シナモンが肝臓に悪いと言われる理由5選④“日々のちょい足し”での慢性的超過
シナモンの「日々のちょい足し」が積み重なって、気づかないうちに慢性的な過剰摂取につながる可能性があります。
欧州食品安全機関(EFSA)は、クマリンの1日耐容摂取量(TDI)を体重1kgあたり0.1mgと設定しています(参考文献:Beware of overconsumption of herbal supplements containing coumarin|ANSES)。
例えば体重60kgの人のTDIは6mgで、クマリン含有量の多いカシアシナモンでは約2g(小さじ1杯程度)です(参考文献:調味料の目安重量|S&B)。
トーストや飲料などに毎日振りかけると、簡単にTDIに達する可能性があり、日常的な摂取量に気をつけなくてはなりません。
シナモンが肝臓に悪いと言われる理由5選⑤ハイリスク層(肝機能異常・妊娠/授乳・小児・服薬中)では感受性が高い
シナモンに含まれるクマリンは、感受性の高いハイリスク層には特に注意が必要です(参考文献:Cinnamon|NCCIH、食品安全委員会|内閣府)。
肝障害のある人は、カシアシナモンの長期摂取により、肝障害のリスクが高まります。
妊婦・授乳婦のシナモンの安全性については、ほとんどわかっていません。
なお、大量のセイロンシナモンの摂取は、妊娠中は安全でない可能性が指摘されていますが、授乳中の安全性は明らかになっていません。
また、体重10kg~15kgの小児の場合、シナモン摂取量は1日0.5gまでが目安とされています。
服薬中の人では、一部の成分が、抗がん剤やニコチンと相互作用を及ぼす可能性が報告されています。
シナモンの1日の摂取目安量
シナモンに含まれるクマリンは、大量に摂取すると肝障害を引き起こすおそれがあるため、摂取の目安量を守ることが大切です。
欧州食品安全機関(EFSA)は、クマリンの1日耐容摂取量(TDI)を体重1kgあたり0.1mgと設定しています。
例えば体重60kgの人の場合、クマリンのTDIは6mgです。
シナモン1gには約2.5~3.0mgのクマリンが含まれるため、1日の摂取目安量はおよそ2g、小さじ1杯程度に相当します(参考文献:調味料の目安重量|S&B)。
なお、体重10kg~15kgの子供では、一日当たりのシナモン摂取量は0.5g (クマリン量 1.25~1.5mg)までとされています(参考文献:食品安全委員会|内閣府)。
【効能】シナモンで白髪が減る?
シナモンで白髪の予防や改善が期待されていますが、現時点では科学的根拠は見つかっていません。
薄毛や白髪は、頭皮付近の毛細血管が減って血流が悪くなり、毛根に酸素や栄養が届かなくなることが一因と考えられています。
シナモンに含まれる「シンナムアルデヒド」は、毛細血管の修復や強化を助ける「Tie2」というタンパク質を活性化し、血管内皮を丈夫にすることが示唆されています(参考文献:血管の老化にストップをかけよう|オムロン)。

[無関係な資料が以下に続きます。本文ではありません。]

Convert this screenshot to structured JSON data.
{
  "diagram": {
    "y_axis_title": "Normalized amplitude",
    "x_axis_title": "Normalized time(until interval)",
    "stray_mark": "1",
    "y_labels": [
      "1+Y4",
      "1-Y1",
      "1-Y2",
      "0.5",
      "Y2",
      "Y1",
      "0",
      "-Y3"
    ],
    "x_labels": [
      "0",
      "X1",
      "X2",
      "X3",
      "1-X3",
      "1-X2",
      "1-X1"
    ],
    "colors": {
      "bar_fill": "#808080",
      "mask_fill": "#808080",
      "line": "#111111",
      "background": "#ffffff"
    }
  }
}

シンナムアルデヒドにより全身の血流が改善され、頭皮の毛根に十分な血液と栄養が行き渡ることで、薄毛や白髪の予防・改善につながる可能性が期待されているのです。
【効能】シナモンでシミが減る?
シナモン摂取により、シミが減る可能性があります。
シナモンには、抗酸化作用を持つ「プロアントシアニジン」というポリフェノールの一種が含まれているためです。
実際、プロアントシアニジンを摂取した研究では、肝斑(顔のシミ)の改善効果が報告されました(参考文献:Yamakoshi J, et al.:Phytother Res. 2004 Nov;18(11):895-9.)。
さらにシナモンに含まれる「シンナムアルデヒド」により、「Tie2」というタンパク質が活性化され、血流改善によりターンオーバーが促進されます。
このようにシナモンは、シミの原因となる酸化ストレスや血行不良を改善するため、美容効果につながる可能性があります。
「シナモン 肝臓に悪い」に関するよくある質問(Q&A)
Q1.市販されているシナモンは、セイロンシナモンかカシアシナモンか見分けられますか?
A.粉末状のシナモンでは、セイロンシナモンとカシアシナモンを見分けるのはほとんど不可能です。
一般的に、パッケージに「シナモン」とだけ記載されている商品は、ほとんどがカシアシナモンとされています。
セイロンシナモンの場合、パッケージに「セイロンシナモン」と明記されているケースが多いので、表示を目安に選ぶと安心です(参考文献:エスビー食品公式通販)。
Q2.シナモンを栄養補助食品として摂取しても問題ありませんか?
A.シナモンをサプリメントとして摂る場合は、高濃度のクマリンが含まれている可能性を考えなくてはなりません。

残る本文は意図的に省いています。